After the intro and discussion, we will read chapter 1, Know Who You Are, aloud and taking turns, and then discuss it.
We expect this will be the pattern for the rest of the meetings unless some more interesting pattern emerges. Susan and Susan will do some intro, and then we will read aloud and discuss chapters.
If this sounds interesting to you, click here to register and tell us which chapters you would like to read and discuss.
Welcome to the “52 Ways to Tame Rude, Crude, & Attitude for a Polite Planet” book club!
We chose this book for a few reasons:
- Over the past year we’ve seen a new group promoting civility: etiquette and protocol consultants. It’s been interesting to see civility addressed from a viewpoint that is not morality- or goodness-based, but as an effective way to do better in a business setting.
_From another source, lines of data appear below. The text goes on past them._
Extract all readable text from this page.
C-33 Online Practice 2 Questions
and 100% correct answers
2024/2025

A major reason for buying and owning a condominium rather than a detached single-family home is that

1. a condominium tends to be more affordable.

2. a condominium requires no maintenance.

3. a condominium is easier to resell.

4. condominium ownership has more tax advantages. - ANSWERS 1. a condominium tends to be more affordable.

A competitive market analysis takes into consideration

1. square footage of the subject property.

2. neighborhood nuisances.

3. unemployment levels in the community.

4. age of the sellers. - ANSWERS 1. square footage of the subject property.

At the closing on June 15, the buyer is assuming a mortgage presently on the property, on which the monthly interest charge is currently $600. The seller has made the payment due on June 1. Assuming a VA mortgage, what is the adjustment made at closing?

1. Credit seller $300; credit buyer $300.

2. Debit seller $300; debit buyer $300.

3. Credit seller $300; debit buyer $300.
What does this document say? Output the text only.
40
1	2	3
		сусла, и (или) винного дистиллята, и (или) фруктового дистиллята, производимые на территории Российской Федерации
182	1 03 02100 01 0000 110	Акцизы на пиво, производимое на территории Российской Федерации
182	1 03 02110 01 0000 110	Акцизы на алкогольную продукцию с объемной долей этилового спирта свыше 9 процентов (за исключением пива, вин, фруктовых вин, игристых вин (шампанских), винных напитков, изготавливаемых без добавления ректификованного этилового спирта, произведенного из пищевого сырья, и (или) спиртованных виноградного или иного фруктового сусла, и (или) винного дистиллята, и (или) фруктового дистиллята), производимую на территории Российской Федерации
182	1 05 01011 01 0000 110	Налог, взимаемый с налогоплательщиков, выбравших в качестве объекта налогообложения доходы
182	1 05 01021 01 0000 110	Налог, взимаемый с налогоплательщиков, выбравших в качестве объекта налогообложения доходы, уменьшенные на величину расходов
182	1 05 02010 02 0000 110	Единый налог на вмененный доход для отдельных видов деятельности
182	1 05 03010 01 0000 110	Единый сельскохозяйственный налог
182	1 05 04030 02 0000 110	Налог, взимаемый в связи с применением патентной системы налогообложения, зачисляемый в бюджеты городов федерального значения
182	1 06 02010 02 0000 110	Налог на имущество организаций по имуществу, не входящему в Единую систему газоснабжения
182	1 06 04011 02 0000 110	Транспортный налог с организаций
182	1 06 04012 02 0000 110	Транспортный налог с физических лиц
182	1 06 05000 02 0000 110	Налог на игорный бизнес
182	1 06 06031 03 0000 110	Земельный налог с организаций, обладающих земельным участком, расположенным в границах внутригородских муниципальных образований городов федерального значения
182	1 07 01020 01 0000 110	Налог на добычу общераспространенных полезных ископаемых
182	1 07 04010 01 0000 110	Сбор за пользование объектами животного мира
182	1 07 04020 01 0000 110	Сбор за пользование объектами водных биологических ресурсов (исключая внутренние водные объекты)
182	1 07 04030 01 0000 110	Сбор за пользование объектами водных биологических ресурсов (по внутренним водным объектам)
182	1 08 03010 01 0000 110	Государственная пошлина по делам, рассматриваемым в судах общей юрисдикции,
- The book is very readable.
- After the introduction, each of the 52 ways is addressed in short pieces we can read out to each other and discuss.
We will meet on:
Tuesday 2/11 in study room 6420 from 2-3:00.
Tuesdays 3/11, 4/15, 5/13, and 6/17 in Willamette East and West from 2-3:00.
Please click here to register and select which of the 52 Ways you are most interested in. The books are available for checkout behind the circ desk.
I wanted to remind everyone that with the upcoming holiday season to remember that we do have different cultures and beliefs on campus. Ask questions and volunteer to help celebrate or share with someone that is here without family during this time.